Откладывая в сторону подобные случаи, перенос (обычно осуществляемый словом) эстетической эмоции, или, по крайней мере, готовности к эстетической эмоции, вероятно, является одним из объяснений распространения эстетического интереса от одного искусства к другому, так же как это объяснение некоторых фаз эстетического развития индивида. Автор этих строк может поручиться за случай по крайней мере одного реального ребенка, у которого возможность эстетической эмоции, а впоследствии и эстетической оценки, была распространена с музыки и природных пейзажей на картины и статуи путем применения слова «прекрасный» к каждой из этих различных категорий. И нечто аналогичное, вероятно, способствовало первобытному осознанию того, что эмпатические удовольствия, до сих пор привязанные к геометрическим формам, могут быть получены от реалистических форм, скажем, бизонов и северных оленей, которые до сих пор ценились за их жизненность и мастерство, но еще не подвергались никакой эстетической дискриминации (ср. стр. 96). Аналогично, в наши дни наслаждение природными пейзажами продвигается развитием пейзажной живописи, а не наоборот. Более того, я осмелюсь предположить, что именно привычка к эстетической эмоции, подобной той, которую средневековые люди получали от пропорций, направлений и координации линий в своих соборах из камня или кирпича, заставила их музыкантов выстраивать, подобно Абту Фоглеру у Браунинга, первые сбалансированные и скоординированные жилища души, созданные из звуков.
Как бы то ни было, желательно, чтобы читатель принял и, возможно, проверил для себя психологический факт накопления и переноса эстетической эмоции. Помимо уже упомянутых моментов, это помогает объяснить несколько камней преткновения и парадоксов эстетики.

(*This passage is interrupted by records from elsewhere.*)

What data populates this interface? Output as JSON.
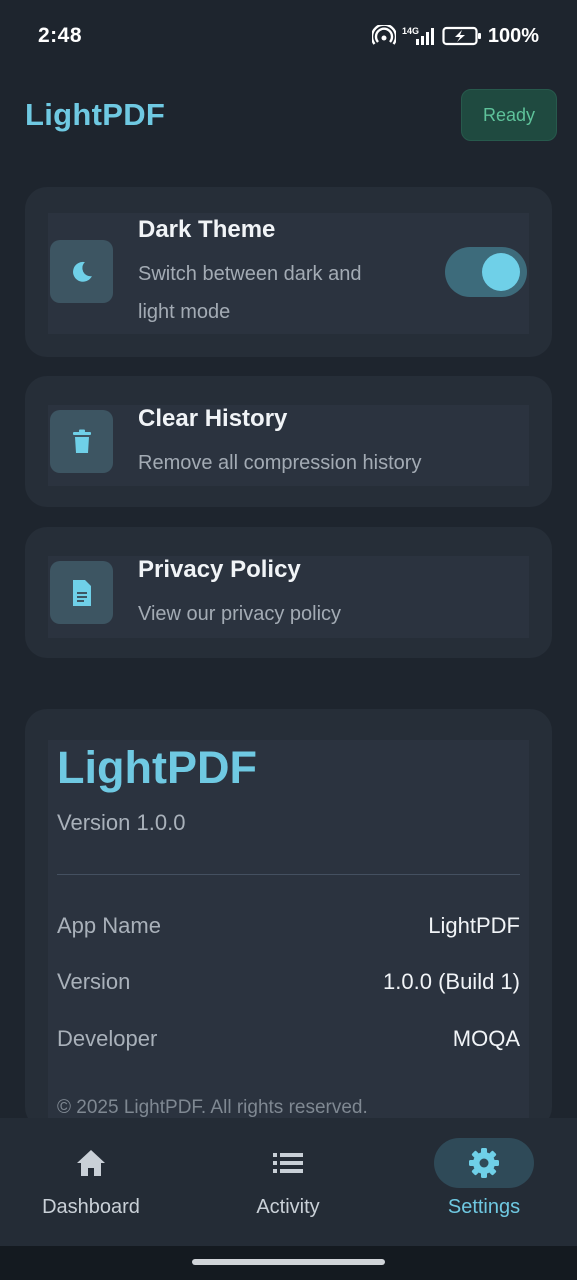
{
  "status_bar": {
    "time": "2:48",
    "network": "4G",
    "battery": "100%"
  },
  "app_bar": {
    "title": "LightPDF",
    "status_badge": "Ready"
  },
  "settings": [
    {
      "icon": "moon-icon",
      "title": "Dark Theme",
      "subtitle_line1": "Switch between dark and",
      "subtitle_line2": "light mode",
      "toggle_on": true
    },
    {
      "icon": "trash-icon",
      "title": "Clear History",
      "subtitle_line1": "Remove all compression history"
    },
    {
      "icon": "document-icon",
      "title": "Privacy Policy",
      "subtitle_line1": "View our privacy policy"
    }
  ],
  "about": {
    "title": "LightPDF",
    "version": "Version 1.0.0",
    "rows": [
      {
        "label": "App Name",
        "value": "LightPDF"
      },
      {
        "label": "Version",
        "value": "1.0.0 (Build 1)"
      },
      {
        "label": "Developer",
        "value": "MOQA"
      }
    ],
    "copyright": "© 2025 LightPDF. All rights reserved."
  },
  "bottom_nav": [
    {
      "icon": "home-icon",
      "label": "Dashboard",
      "active": false
    },
    {
      "icon": "list-icon",
      "label": "Activity",
      "active": false
    },
    {
      "icon": "gear-icon",
      "label": "Settings",
      "active": true
    }
  ],
  "colors": {
    "background": "#1e252e",
    "accent": "#6fc9e2",
    "card": "#262e38",
    "badge_bg": "#1f4a40",
    "badge_text": "#5ec29a"
  }
}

В первую очередь, то изречение «о вкусах не спорят» (De Gustibus non est disputandum), которое некоторые философы и даже эстетики развивают в явное отрицание всех внутренних предпочтений формы и утверждение, что «прекрасное» и «безобразное» — это просто другие названия для «модного» и «немодного», «оригинального» и «неоригинального» или «подходящего» и «неподходящего». Как я уже отмечал, различия во вкусах начинаются с перцептивных и эмпатических привычек, схематически различных для данных времен и мест, а также с тех, особенно эмпатических привычек, которые связаны с индивидуальным нервным состоянием: люди, привыкшие к круглой арке, находят готическую нестабильной и эксцентричной; и, с другой стороны, человек, получающий острое удовольствие от внезапных и резких линий Лотто, находит линии Тициана скучными и однообразными. Но такие внутренне существующие предпочтения и несовместимость колоссально усиливаются эмоциональной предвзятостью за или против определенного вида искусства; под чем я подразумеваю предвзятость, не обусловленную особенностями этого искусства, но препятствующую нашему вступлению в реальный контакт с ними.
Эстетическое восприятие и особенно эстетическая эмпатия, подобно другим интеллектуальным и эмоциональным видам деятельности, находятся во власти враждебного ментального отношения, точно так же, как телесная активность находится во власти скованности конечностей. Я не колеблясь скажу, что мы постоянно отказываемся смотреть на определенные виды искусства, потому что по той или иной причине эмоционально предубеждены против них. С другой стороны, как только нам предоставляется благоприятное эмоциональное состояние, часто с помощью слов, наши перцептивные и эмпатические действия следуют с двойной легкостью, чем если бы дело началось с них. Вполне вероятно, что значительная часть усиления эстетической оценки модой или симпатией должна быть отнесена на счет не только стадного подражания, но и знания о том, что благоприятное или неблагоприятное чувство «витает в воздухе». Эмоция предшествует оценке, и обе они подлинны.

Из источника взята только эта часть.